Thursday, October 19, 2017

Hew

WORD OF THE DA
hew \ HYOO \ verb
 
Definition
1: to cut or fell with blows (as of an ax)
2: to give form or shape to with or as if with an ax
3: conform, adhere



Examples
"He is best known stateside for the … productions of 'Twelfth Night' and 'Richard III' that he brought to Broadway in 2013, which hewed as closely as possible to the staging choices made at the turn of the 17th century."
— Eric Grode, The New York Times, 5 Sept. 2017



"Although the novel hews to the broad outlines of the Drumgold investigation, Lehr takes major liberties with the story, inventing plot twists, scenes, and characters…."
— Malcolm Gay, The Boston Globe, 7 Sept. 2017



Did You Know?
Hew is a strong, simple word of Anglo-Saxon descent.
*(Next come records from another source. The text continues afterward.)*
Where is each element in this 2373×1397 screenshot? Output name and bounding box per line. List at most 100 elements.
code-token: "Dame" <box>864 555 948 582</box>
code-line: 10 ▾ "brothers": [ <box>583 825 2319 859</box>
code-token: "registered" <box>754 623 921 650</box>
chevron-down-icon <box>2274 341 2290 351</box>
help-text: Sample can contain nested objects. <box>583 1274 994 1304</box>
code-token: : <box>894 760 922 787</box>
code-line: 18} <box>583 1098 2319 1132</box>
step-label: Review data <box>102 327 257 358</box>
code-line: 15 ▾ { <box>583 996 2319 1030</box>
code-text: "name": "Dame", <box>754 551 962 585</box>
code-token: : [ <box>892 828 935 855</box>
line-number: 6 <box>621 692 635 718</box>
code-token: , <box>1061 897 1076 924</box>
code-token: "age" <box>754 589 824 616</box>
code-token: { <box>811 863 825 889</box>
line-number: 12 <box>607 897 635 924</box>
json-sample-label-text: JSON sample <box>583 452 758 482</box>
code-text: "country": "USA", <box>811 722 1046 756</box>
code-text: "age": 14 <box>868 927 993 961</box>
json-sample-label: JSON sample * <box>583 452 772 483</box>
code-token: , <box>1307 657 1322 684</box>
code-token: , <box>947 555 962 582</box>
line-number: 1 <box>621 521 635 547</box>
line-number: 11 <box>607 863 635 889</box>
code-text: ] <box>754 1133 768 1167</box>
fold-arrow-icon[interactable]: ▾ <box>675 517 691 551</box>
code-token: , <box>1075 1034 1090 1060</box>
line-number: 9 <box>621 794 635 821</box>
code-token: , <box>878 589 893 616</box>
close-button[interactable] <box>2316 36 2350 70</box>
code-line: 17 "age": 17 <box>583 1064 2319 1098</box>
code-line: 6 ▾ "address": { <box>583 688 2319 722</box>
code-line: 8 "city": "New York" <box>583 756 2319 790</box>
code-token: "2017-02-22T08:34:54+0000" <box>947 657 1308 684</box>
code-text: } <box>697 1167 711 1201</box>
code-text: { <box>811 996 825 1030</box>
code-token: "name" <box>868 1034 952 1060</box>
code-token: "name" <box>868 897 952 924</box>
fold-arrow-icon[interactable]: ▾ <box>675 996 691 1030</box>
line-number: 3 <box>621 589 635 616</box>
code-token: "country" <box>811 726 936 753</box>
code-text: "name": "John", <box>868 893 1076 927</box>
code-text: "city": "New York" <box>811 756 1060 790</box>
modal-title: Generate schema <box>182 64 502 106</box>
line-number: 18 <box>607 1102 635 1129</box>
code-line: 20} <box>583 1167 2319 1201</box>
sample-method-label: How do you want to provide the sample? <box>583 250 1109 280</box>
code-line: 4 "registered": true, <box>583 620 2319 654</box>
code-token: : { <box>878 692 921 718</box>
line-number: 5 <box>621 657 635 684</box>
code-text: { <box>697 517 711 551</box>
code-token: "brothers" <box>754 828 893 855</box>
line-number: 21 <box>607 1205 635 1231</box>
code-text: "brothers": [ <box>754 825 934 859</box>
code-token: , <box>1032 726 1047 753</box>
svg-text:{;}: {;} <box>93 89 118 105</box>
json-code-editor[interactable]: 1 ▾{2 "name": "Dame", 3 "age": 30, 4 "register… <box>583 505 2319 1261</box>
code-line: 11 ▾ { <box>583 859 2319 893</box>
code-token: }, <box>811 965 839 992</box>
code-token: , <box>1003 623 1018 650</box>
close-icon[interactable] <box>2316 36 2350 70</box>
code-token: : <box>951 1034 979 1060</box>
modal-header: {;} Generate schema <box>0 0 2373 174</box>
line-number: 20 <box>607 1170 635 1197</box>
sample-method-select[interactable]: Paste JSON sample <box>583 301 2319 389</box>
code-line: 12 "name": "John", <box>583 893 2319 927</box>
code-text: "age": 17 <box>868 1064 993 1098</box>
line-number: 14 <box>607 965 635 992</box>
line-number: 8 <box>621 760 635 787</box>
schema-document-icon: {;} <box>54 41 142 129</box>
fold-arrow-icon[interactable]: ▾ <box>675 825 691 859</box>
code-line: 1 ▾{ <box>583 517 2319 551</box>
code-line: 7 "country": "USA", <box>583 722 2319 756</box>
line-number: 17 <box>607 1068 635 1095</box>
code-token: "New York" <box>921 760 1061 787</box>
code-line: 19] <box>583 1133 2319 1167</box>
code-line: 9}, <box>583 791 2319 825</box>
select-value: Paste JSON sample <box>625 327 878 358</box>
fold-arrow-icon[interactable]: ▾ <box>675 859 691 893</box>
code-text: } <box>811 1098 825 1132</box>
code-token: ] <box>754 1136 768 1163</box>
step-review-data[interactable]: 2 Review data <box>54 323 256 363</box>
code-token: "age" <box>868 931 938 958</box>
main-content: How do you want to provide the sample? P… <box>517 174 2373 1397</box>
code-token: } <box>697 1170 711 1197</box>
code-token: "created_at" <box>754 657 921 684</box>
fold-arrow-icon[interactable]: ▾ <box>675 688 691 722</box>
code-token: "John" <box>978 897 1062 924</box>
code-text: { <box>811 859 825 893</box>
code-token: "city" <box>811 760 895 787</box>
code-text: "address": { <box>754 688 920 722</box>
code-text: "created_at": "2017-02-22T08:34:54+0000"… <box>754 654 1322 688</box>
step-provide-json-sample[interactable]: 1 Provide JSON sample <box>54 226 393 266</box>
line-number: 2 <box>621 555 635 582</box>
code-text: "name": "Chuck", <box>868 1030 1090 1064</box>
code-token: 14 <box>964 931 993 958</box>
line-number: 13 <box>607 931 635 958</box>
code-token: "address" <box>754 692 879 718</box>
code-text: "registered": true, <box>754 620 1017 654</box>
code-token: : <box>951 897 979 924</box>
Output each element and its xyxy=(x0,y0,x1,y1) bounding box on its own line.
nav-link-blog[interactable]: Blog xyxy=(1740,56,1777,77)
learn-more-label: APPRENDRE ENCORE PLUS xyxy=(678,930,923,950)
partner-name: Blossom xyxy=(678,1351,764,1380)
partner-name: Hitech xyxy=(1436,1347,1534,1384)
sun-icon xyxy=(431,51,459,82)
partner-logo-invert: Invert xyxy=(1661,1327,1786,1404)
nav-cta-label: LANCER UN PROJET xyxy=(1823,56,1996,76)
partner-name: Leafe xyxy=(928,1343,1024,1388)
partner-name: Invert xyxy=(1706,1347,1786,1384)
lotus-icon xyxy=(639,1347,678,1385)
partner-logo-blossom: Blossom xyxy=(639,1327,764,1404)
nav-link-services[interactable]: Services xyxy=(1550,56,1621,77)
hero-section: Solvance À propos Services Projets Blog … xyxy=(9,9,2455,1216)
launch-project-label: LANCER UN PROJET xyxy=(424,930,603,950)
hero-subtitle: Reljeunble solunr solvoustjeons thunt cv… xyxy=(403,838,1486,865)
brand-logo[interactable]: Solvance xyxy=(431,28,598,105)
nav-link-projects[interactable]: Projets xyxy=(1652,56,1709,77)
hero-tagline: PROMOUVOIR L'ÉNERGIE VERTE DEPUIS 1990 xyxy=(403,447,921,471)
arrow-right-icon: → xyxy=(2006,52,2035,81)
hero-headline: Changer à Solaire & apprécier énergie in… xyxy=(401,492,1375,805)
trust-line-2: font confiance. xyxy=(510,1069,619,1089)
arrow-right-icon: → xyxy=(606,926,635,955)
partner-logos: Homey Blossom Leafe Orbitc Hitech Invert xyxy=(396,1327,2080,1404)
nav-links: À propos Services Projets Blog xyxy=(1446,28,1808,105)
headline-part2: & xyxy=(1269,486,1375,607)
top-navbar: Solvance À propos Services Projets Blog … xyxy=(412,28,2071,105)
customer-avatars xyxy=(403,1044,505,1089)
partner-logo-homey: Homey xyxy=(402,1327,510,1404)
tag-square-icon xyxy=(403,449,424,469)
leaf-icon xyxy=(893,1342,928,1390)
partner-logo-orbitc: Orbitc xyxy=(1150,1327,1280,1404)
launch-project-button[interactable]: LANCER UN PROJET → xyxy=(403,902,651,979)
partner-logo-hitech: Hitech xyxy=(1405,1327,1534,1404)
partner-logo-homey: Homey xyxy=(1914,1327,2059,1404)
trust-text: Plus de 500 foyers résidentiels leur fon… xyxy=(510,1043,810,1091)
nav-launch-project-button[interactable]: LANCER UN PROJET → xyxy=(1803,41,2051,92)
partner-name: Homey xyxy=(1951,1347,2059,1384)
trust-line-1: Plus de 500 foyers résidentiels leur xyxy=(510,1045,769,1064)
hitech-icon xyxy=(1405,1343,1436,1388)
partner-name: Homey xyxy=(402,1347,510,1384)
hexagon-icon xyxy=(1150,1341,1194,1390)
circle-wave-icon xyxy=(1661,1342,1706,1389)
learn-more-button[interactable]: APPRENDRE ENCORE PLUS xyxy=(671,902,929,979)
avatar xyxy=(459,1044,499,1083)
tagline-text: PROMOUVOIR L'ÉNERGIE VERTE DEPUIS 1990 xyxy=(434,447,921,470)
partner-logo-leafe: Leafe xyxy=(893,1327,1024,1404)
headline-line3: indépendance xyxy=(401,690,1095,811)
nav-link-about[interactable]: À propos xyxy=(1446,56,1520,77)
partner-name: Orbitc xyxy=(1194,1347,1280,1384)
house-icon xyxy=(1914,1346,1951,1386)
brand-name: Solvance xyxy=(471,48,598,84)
It can suggest actual ax-wielding, or it can be figurative: "If … our ambition hews and shapes [our] new relations, their virtue escapes, as strawberries lose their flavor in garden-beds" (Ralph Waldo Emerson).
It's easy to see how the figurative "shape" sense of hew developed from the literal "hacking" sense, but what does chopping have to do with adhering and conforming? That sense first appeared in the late 1800s in the phrase "hew to the line."
The "hew line" is a line marked along the length of a log indicating where to chop in order to shape a beam. "Hewing to the line," literally, is cutting along the mark—adhering to it—until the side of the log is squared.